Orders for durable goods fell 0.4 percent last month after declining 1.4 percent in September and 5.3 percent in August. Excluding transportation items, orders were down more sharply by 0.7 percent.
Wall Street economists surveyed by Reuters had forecast that overall orders would be flat, instead of down, and that orders excluding transportation would rise 0.3 percent.
Nondefense capital goods orders excluding aircraft, a category that gauges companies' willingness to make new investments, weakened by 2.3 percent in October -- the biggest monthly decline since a 2.4 percent drop last February.
Economist Pierre Ellis of Decision Economics Inc. in New York said the size of the fall in non-defense capital goods excluding aircraft was "too much to indicate that the situation is favorable for investment, but not enough to indicate a problem derived from the financial crisis."
"So the picture remains muddled," Ellis added.
Bond prices pared losses after the soft durable goods data was published, apparently hopeful that it increased chances for further interest-rate cuts.
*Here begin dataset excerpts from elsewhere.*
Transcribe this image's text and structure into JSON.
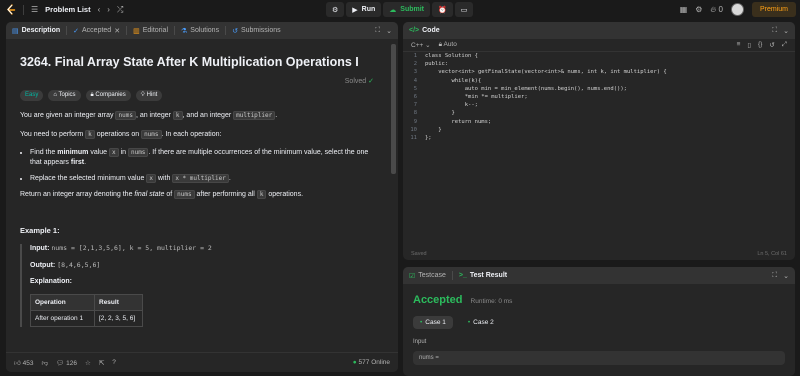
{
  "topbar": {
    "problem_list": "Problem List",
    "run": "Run",
    "submit": "Submit",
    "streak": "0",
    "premium": "Premium"
  },
  "desc_panel": {
    "tabs": [
      {
        "label": "Description",
        "icon": "document-icon"
      },
      {
        "label": "Accepted",
        "icon": "check-icon"
      },
      {
        "label": "Editorial",
        "icon": "book-icon"
      },
      {
        "label": "Solutions",
        "icon": "flask-icon"
      },
      {
        "label": "Submissions",
        "icon": "history-icon"
      }
    ],
    "title": "3264. Final Array State After K Multiplication Operations I",
    "solved": "Solved",
    "tags": {
      "difficulty": "Easy",
      "topics": "Topics",
      "companies": "Companies",
      "hint": "Hint"
    },
    "p1": {
      "a": "You are given an integer array ",
      "nums": "nums",
      "b": ", an integer ",
      "k": "k",
      "c": ", and an integer ",
      "mult": "multiplier",
      "d": "."
    },
    "p2": {
      "a": "You need to perform ",
      "k": "k",
      "b": " operations on ",
      "nums": "nums",
      "c": ". In each operation:"
    },
    "bullet1": {
      "a": "Find the ",
      "bold1": "minimum",
      "b": " value ",
      "x": "x",
      "c": " in ",
      "nums": "nums",
      "d": ". If there are multiple occurrences of the minimum value, select the one that appears ",
      "bold2": "first",
      "e": "."
    },
    "bullet2": {
      "a": "Replace the selected minimum value ",
      "x": "x",
      "b": " with ",
      "expr": "x * multiplier",
      "c": "."
    },
    "p3": {
      "a": "Return an integer array denoting the ",
      "final": "final state",
      "b": " of ",
      "nums": "nums",
      "c": " after performing all ",
      "k": "k",
      "d": " operations."
    },
    "example_title": "Example 1:",
    "input_label": "Input:",
    "input_value": "nums = [2,1,3,5,6], k = 5, multiplier = 2",
    "output_label": "Output:",
    "output_value": "[8,4,6,5,6]",
    "explanation_label": "Explanation:",
    "table": {
      "headers": [
        "Operation",
        "Result"
      ],
      "rows": [
        [
          "After operation 1",
          "[2, 2, 3, 5, 6]"
        ]
      ]
    },
    "footer": {
      "likes": "453",
      "comments": "126",
      "online": "577 Online"
    }
  },
  "code_panel": {
    "title": "Code",
    "language": "C++",
    "autosave": "Auto",
    "saved": "Saved",
    "cursor": "Ln 5, Col 61",
    "lines": [
      "class Solution {",
      "public:",
      "    vector<int> getFinalState(vector<int>& nums, int k, int multiplier) {",
      "        while(k){",
      "            auto min = min_element(nums.begin(), nums.end());",
      "            *min *= multiplier;",
      "            k--;",
      "        }",
      "        return nums;",
      "    }",
      "};"
    ]
  },
  "result_panel": {
    "tabs": [
      {
        "label": "Testcase",
        "icon": "checkbox-icon"
      },
      {
        "label": "Test Result",
        "icon": "terminal-icon"
      }
    ],
    "status": "Accepted",
    "runtime": "Runtime: 0 ms",
    "cases": [
      "Case 1",
      "Case 2"
    ],
    "input_label": "Input",
    "input_value": "nums ="
  }
}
The dollar lost ground against other key currencies on the new signs of U.S. weakening.
Among key categories, transportation orders rose slightly by 0.2 percent but defense orders were down 10.6 percent. Orders for computers plunged 15.2 percent after rising 7.6 percent in September.
The soft October orders data add to signs the economy is slowing in the final quarter of this year. Many analysts say odds are rising of a significant slowdown in 2008 while the economy struggles to get past the drag from a weakening housing sector and problems with subprime mortgages that are creating a pinch on credit.
David Wyss, chief economist for Standard & Poor's in New York, said the durables report was "bad news for manufacturing" and pointed to broader-based economic difficulties.
"It suggests that this economy is weakening rapidly," Wyss said, especially because of the decline in nondefense capital goods excluding aircraft. "It suggests to me that the Fed needs to give the economy another kick."